One of the best things about the VHS Learning program is that it is turnkey and has been tested by thousands of schools and students; it is not an emergency quick fix, and yet students can work entirely remotely. Schools using the program immediately expand their local offerings by more than 250 courses, including 24 AP courses and lots of electives including computer science and lab science courses. And the great thing? The program is teacher-led and students can fit their VHS Learning online class any time within their local school class schedule. Students work at the time that’s best for them, and they still interact with one another. This is not self-paced learning! This is a cohort of students learning with and from one other and with their teacher. They work together so they don’t fall behind. Group projects, class discussions, debates, lessons. All there.

Emergency remote learning, which is what we’ve seen during the pandemic, should not be confused with true online learning that is designed from the start to use online teaching best practices. We know what quality online experiences look like because our team helped develop the original online learning standards, and updated them in 2019. Emergency remote learning typically uses a “lecture model” that attempts to duplicate a teacher’s face-to-face teaching (think of students listening to their teacher talk over Zoom). Students can tune out just as if they were sitting in the back of a physical classroom. This Zoom model means students must attend class at the same time, which limits flexibility. In contrast, high-quality online learning by design puts students at the center of the learning process. Instead of sitting in front of a computer at a designated time for six hours a day, students have the freedom to work on assignments, participate in group projects, and contribute to class discussions at any time, if they meet due dates for assignments and keep up with the flow of the class.  Students complete authentic, hands-on projects such as designing an island nation with its own system of government in VHS Learning’s AP® Government class.
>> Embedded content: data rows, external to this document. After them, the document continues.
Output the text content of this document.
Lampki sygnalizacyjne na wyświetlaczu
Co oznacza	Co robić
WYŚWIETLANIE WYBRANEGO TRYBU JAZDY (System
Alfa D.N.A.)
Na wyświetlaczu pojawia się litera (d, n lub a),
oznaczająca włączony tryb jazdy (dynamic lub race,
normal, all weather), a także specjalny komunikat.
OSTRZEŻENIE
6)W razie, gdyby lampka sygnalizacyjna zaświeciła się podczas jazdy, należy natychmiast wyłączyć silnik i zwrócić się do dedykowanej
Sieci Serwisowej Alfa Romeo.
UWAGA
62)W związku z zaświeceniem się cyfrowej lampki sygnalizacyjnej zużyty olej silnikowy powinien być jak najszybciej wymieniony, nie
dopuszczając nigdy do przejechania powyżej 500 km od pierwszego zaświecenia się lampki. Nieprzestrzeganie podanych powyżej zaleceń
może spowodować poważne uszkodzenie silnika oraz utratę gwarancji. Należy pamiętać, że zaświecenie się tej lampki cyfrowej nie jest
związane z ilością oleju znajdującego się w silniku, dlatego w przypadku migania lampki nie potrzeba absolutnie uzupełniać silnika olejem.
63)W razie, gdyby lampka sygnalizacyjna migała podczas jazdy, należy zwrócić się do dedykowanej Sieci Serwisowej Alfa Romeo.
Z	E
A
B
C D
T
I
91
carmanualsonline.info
Students who were already taking VHS Learning online courses through their local schools prior to the pandemic were lucky. Their learning was able to continue seamlessly using the tools already in place in this well-established program. The results speak for themselves. VHS Learning student scores on AP® exams have exceeded national averages for over a decade, including last year.

Quality online learning brings educational equity and benefits to students and expands the important learning taking place locally. It provides opportunities that would not otherwise be available to many students. It is not emergency remote learning, it’s carefully-crafted learning best practices – that just happen to take place remotely. By using an established nonprofit program like VHS Learning, teachers have the training they need, and schools and students have the courses and flexibility they want. A robust online learning program takes time but when done right, schools, teachers, students, and families benefit.